Monday, March 08, 2004

Weekend Discoveries

On Friday the two books I ordered from the Internet came and I poured through them like crazy -- by yesterday I finished them both, and I may just read them again. One was called "Passing for Thin" by a woman [Frances Kuffel] who lost about 188 pounds in her recovery efforts with OA. I was a little disappointed that she basically skipped over the actual losing weight process and dwelled mainly on her life once she got close to her goal weight. While I could relate to some of it and found some of it inspiring, I was able to realize that I have nowhere near the level of fat hatred that she does, and I attribute it to my efforts in size acceptance.

The other book, written by a researcher (Dr. Christopher Fairburn) focusing on eating disorders, really struck home and confirms my belief in how I can have a successful recovery. This doctor discounts the OA method on the issues I questioned -- the strict abstinence of certain "addictive" foods and the belief that it is a progressive disease that only gets worse, even if you're in "recovery." Dr. Fairburn believes binge eating can be overcome with cognitive behavioral therapy, and a crucial point of his program is that no foods should be labeled "forbidden" because that is what often encourages the binge mentality. He agrees with my belief in getting rid of the "all or nothing" thinking, changing habits, monitoring eating patterns and what triggers the binge episodes.

For instance, I had a moment this afternoon after lunch (spinach and chicken salad at Wendy's) where I had an urge to binge -- although for no specific food in particular. Like before, there was a sensation that I wanted to "fill" myself. But then I went grocery shopping, and when I left the urge was gone, and I didn't buy any binge foods, either. I was at the gym this morning and then did snow blowing at my house and the B&B, and I did feel sort of depleted -- is my urge to binge a response to that? But, taking a page out of Dr. Fairburn's book, I found an alternate activity and was able to get past it.

I also did okay at White House Saturday night. I ate half a bowl of soup, one wheat roll, then I scraped off half the dressing off my salad (with plenty to spare!) and didn't bother with my side dish of corn. So I had my broiled shrimp with crab meat and my baked potato with butter and sour cream and pretty much finished them off. But I didn't feel stuffed, felt under control and made healthy choices the rest of the day, including swimming laps for 10 minutes and doing some sit ups and leg lifts. On Sunday I took a short walk with Mabel as well as the sit ups and leg lifts. This weird thing is taking place where I don't feel good just sitting still, and I have this need to be doing something, whether it's housework or some sort of exercise.
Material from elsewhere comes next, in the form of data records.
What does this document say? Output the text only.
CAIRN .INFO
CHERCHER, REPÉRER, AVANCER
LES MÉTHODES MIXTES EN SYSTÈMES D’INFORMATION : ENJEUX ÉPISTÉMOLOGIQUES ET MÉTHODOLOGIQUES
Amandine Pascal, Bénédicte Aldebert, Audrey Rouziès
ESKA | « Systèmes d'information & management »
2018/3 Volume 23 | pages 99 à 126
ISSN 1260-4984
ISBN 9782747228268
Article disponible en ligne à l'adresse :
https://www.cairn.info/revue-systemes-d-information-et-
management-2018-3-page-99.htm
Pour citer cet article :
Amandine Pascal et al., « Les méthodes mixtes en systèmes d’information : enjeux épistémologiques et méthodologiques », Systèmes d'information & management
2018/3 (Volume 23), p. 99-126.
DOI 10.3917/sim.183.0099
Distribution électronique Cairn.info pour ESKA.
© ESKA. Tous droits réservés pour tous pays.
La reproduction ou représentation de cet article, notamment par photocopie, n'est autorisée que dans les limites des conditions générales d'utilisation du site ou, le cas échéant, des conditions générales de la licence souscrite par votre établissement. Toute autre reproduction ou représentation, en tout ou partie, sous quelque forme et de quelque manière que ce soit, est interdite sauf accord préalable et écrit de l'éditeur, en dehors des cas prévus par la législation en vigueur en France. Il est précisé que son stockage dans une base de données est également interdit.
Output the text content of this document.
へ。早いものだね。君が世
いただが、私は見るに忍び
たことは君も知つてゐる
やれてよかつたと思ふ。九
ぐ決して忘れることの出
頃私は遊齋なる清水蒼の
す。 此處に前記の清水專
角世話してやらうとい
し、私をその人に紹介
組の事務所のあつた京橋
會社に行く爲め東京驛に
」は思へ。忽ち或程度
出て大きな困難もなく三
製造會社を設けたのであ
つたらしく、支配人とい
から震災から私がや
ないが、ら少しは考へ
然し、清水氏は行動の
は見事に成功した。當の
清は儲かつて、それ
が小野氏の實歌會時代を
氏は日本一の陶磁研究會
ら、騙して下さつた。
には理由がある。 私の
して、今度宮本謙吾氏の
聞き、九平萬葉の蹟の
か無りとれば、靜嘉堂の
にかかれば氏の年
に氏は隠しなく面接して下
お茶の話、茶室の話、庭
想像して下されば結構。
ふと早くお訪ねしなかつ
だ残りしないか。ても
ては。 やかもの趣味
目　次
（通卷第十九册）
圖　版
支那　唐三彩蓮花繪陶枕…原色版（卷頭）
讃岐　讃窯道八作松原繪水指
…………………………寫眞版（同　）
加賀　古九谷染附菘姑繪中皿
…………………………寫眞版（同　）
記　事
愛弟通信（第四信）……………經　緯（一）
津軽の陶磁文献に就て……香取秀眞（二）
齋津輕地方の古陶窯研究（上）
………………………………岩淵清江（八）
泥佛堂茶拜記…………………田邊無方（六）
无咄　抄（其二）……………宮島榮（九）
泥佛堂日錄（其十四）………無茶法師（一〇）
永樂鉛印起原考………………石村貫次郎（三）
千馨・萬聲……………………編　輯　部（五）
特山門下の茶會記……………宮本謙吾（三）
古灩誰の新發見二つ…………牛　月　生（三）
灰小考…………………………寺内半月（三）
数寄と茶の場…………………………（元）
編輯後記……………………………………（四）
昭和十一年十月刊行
This is totally bizarre behavior for me, because I've always been so sedentary and low energy, but I do realize that it is actually more normal behavior! I must say the house is cleaner than it's been in ... ages and ages! I'm getting back into the FlyLady routines, I'm planning meals, keeping up on the laundry and getting to tasks and projects I've been too lazy to do and procrastinating so much over the past several months.

This was something that was addressed in "Passing For Thin" -- the food addict in recovery begins to come to life and emerges from the insulation of fat and the piles of clutter in their lives.

Something else that I discovered this weekend was a program called "The Power of Intention" by Dr. Wayne Dyer. It was on PBS and I wound up calling and pledging to get his full line of books, DVD and CDs. I was so struck by what he had to say that I found myself in tears, and I knew I needed to learn more to help me on this new journey. I'm already trying to apply some of the things I picked up from the parts that I saw.

It's weird -- it's like everything in my life right now is coming together in this enlightenment/life change/recovery. Perhaps it's meant to be...


Andrea K said...

This was a crucial moment in my journey. Those three authors -- Frances Kuffel, Christopher Fairburn and Wayne Dyer -- became the holy trinity in my new pseudo-religion.

I just watched Oprah today and she had the "teachers" of "The Secret" on her show. Their spiel is pretty much what happened to me: I opened myself up to change, was willing to let go of the things that were holding me back, and suddenly everything started coming together for me in almost bizarre coincidences. Or were they? According to "The Secret" and Wayne Dyer, once I started producing positive energy, I began to receive it back in spades. What a "coincidence" that I saw that Oprah episode and typed in this journal entry on the same day! : )

Vickie said...

I had totally forgotten about Frances "purging" the bat cave. I was thinking about that exact thing this morning - wondering if EVERYONE that looses a fair amount of weight and feels that they are "shedding" their fat - then goes and "sheds" their clutter.